Los peces contestaron no sin cierta ironía:
"¡Qué genio! Controlad vuestro arranque de ira."

Los previne una vez, los previne dos veces:
¡a escucharme se niegan los desdichados peces!

Me agencié en la cocina la olla más contundente,
que juzgué para el caso como más convincente.

Tac-tac da el corazón: todo castigo es poco.
Llené la gran caldera: el pulso me iba loco.

Mas alguien vino a verme; ¡cuánto llanto derrama
por los peces enfermos que yacen en la cama!

Le dije claramente, le dije con franqueza:
"Pues vas y los despiertas con vigor y firmeza."

Mi voz era tan recia que parecía un rugido:
se lo dije furioso, se lo grité al oído.

Al recitar esta estrofa, Humpty Dumpty alzó tanto la voz que casi sonó como un aullido y Alicia, estremecida, pensó: "¡Por nada del mundo hubiera yo querido estar en la piel de ese mensajero!"

"¿Por qué, si no soy sordo -me dijo aquel maldito,
tan tieso como un huso- clamas a voz en grito?"

Y el tipo tieso y fatuo, muy pagado de sí,
me dijo: "Bien, yo iría a despertarlos si..."

Cogí un tirabuzón que encontré en un estante
y los fui a despertar por mi cuenta al instante.

Y cuando vi la puerta que estaba con cerrojo,
la empujé y sacudí y golpeé con enojo.

Pero al ver que la puerta tenía puesto el cierre,
la maniobré con rabia, articulé una erre...

Hubo una larga pausa.
- ¿Eso es todo? -preguntó tímidamente Alicia.
- Todo -dijo Humpty Dumpty-. ¡Y adiós!
Traducción de Luis Maristany

Charles Lutwidge Dodgson, Lewis Carroll, buen matemático y mejor fotógrafo, escribió Alice's Adventures in Wonderland en 1865, trasladando al papel las historias que tres años antes había narrado durante un viaje en barca por el Támesis a sus tres pequeñas amigas, las hermanas Liddell, hijas del decano de Christ Church: Lorina, Alice y Edith, Prima, Secunda y Tertia del poema inicial, que contaban entonces trece, diez y ocho años.

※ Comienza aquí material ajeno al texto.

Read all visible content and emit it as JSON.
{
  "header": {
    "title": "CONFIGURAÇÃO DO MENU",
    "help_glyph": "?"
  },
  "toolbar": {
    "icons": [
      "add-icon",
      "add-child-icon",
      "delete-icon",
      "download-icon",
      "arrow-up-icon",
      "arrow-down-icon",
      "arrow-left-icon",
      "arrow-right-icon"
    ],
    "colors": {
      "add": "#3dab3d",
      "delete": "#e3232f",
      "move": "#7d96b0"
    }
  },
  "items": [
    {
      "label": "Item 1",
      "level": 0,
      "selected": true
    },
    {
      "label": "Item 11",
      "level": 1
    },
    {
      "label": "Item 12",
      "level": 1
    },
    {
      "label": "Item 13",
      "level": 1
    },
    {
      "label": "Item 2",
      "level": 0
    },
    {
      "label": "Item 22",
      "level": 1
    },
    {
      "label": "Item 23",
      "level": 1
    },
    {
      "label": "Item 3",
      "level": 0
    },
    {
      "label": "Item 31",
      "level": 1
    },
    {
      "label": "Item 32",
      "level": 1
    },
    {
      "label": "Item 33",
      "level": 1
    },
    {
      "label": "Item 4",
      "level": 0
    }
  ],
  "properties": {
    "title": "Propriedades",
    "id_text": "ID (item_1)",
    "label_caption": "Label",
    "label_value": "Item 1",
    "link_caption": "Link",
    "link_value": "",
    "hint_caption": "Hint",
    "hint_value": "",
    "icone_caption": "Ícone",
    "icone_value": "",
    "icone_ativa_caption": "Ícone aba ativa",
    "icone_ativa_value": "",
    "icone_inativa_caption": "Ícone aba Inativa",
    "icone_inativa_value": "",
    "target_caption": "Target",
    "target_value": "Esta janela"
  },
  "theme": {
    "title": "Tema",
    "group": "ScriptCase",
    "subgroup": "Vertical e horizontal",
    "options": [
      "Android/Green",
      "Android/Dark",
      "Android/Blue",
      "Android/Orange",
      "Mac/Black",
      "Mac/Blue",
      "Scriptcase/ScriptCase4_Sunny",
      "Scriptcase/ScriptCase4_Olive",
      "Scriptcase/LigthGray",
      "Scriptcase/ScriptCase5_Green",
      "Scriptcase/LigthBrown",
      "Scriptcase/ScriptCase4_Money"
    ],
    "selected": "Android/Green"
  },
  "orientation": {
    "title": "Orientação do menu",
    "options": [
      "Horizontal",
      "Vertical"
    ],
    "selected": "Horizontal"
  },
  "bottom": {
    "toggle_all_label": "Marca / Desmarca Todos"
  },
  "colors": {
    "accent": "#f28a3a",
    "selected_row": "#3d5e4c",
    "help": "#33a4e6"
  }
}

Tuvo un éxito inmediato y clamoroso, de modo que en 1871 publicó Through the Looking-Glass, una especie de segunda parte. El fragmento que acaban de leer pertenece a esta obra. Más tarde, en 1876, publicaría el poema La caza del Snark. Todos ellos en la más pura tradición del nonsense, tan querido por los británicos.
En sus últimos años se dedicó a escribir trabajos de lógica simbólica.
Cuentan que a la reina Victoria le gustó tanto Alicia en el País de las Maravillas, que ordenó le enviasen inmediatamente todo lo que escribiese Carroll a partir de entonces. El primer libro que recibió fue un tratado de Matemáticas.